Ok, so with ES and Logstash set up, you can basically collect and store logs. However, this is not enough. At the beginning of the article, we gave two examples of pie charts and bar charts. How are these two kinds of charts generated? Then take a look at our View layer Kibana and start our third step: Installing Kibana.

Step 3: Kibana installation

(1) Download Kibana

Wget download. Elastic. Co/kibana/kiba…

Note that there are many versions of Kibana, and you should refer to the ES version when downloading. Because our ES is installed with 2.4.1, we use Kibana4.6.1 here. When selecting Kibana version, we must ensure that it is compatible with ES version.

(2) Decompress Kibana

Tar – ZXVF kibana 4.6.1 – Linux – x86_64. Tar. Gz

(3) Configure Kibana

root@wangbei-ThinkPad-E560:/usr/local/elk# CD kibana - 4.6.1 - Linux - x86_64
root@wangbei-ThinkPad-E560:/usr/localElk/kibana - 4.6.1 - Linux - x86_64# vim config/kibana.yml

server.port: 5601
server.host: "localhost"
elasticsearch.url: http://localhost:9200
kibana.index: ".kibana"Copy the code

(4) Start Kibana

Root @ wangbei ThinkPad – E560: / usr/local/elk/kibana – 4.6.1 – Linux – x86_64 #. / bin/kibana

Well, here, done, browser open: http://localhost:5601

To use Kibana later, you need to configure at least one Index name or Pattern, which is used to determine the Index in ES during analysis. Kibana will automatically load the doc field under this Index and automatically select the appropriate field for the time field in the icon:

Once you’ve created the index, you can see the power of ELK!
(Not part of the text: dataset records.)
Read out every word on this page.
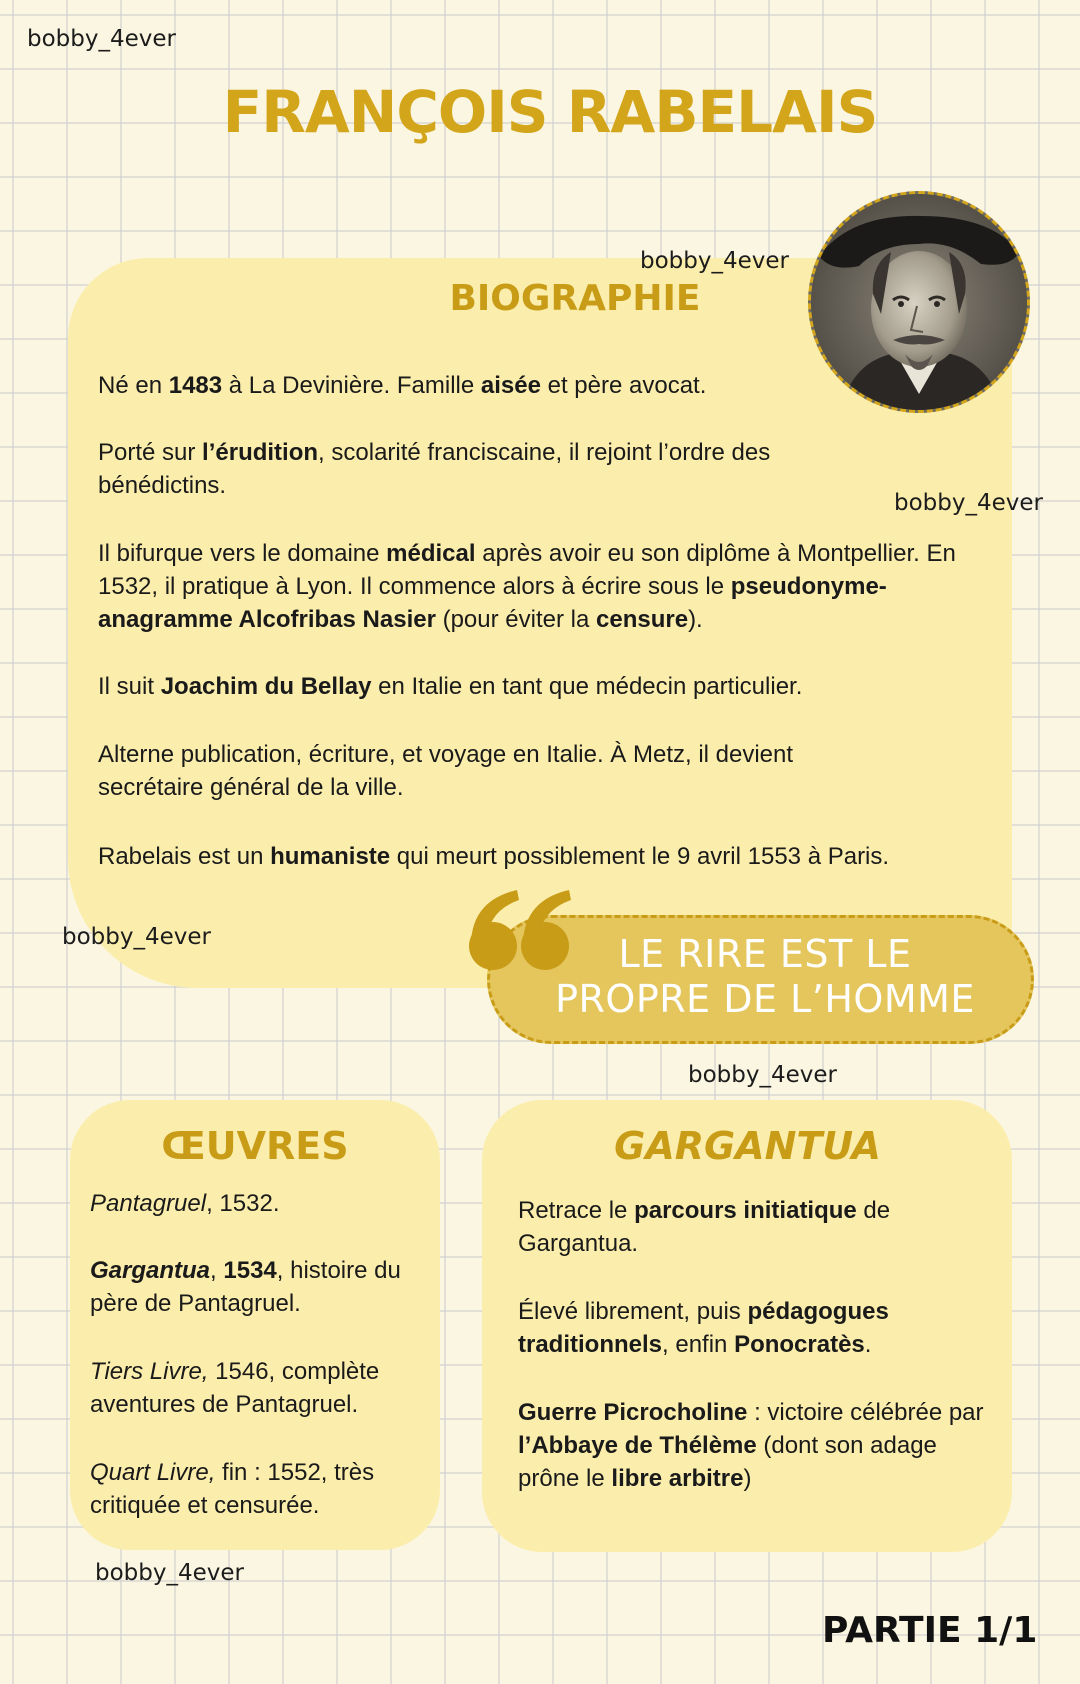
bobby_4ever
FRANÇOIS RABELAIS
bobby_4ever
BIOGRAPHIE
Né en 1483 à La Devinière. Famille aisée et père avocat.
Porté sur l’érudition, scolarité franciscaine, il rejoint l’ordre des bénédictins.
bobby_4ever
Il bifurque vers le domaine médical après avoir eu son diplôme à Montpellier. En 1532, il pratique à Lyon. Il commence alors à écrire sous le pseudonyme-anagramme Alcofribas Nasier (pour éviter la censure).
Il suit Joachim du Bellay en Italie en tant que médecin particulier.
Alterne publication, écriture, et voyage en Italie. À Metz, il devient secrétaire général de la ville.
Rabelais est un humaniste qui meurt possiblement le 9 avril 1553 à Paris.
bobby_4ever	LE RIRE EST LE
PROPRE DE L’HOMME
bobby_4ever
ŒUVRES
Pantagruel, 1532.
Gargantua, 1534, histoire du père de Pantagruel.
Tiers Livre, 1546, complète aventures de Pantagruel.
Quart Livre, fin : 1552, très critiquée et censurée.
bobby_4ever
GARGANTUA
Retrace le parcours initiatique de Gargantua.
Élevé librement, puis pédagogues traditionnels, enfin Ponocratès.
Guerre Picrocholine : victoire célébrée par l’Abbaye de Thélème (dont son adage prône le libre arbitre)
PARTIE 1/1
Fast search, powerful use of search syntax, great graphics drawing, it is blockhouse!

The most important is centralized log management, visual presentation, real-time monitoring!

No more SSH less grep, complicated log analysis is done!

Have to sigh, good welfare really come!

Note:

The use of ELK line should also pay attention to ES memory configuration, network Settings and other factors.

Netease Cloud Free experience pavilion, 0 cost experience 20+ cloud products!

For more information about NETEASE’s r&d, product and operation experience, please visit netease Cloud Community.

Relevant article: “recommended” to know things by learning | artificial intelligence, machine learning and deep learning how to application in the field of network security?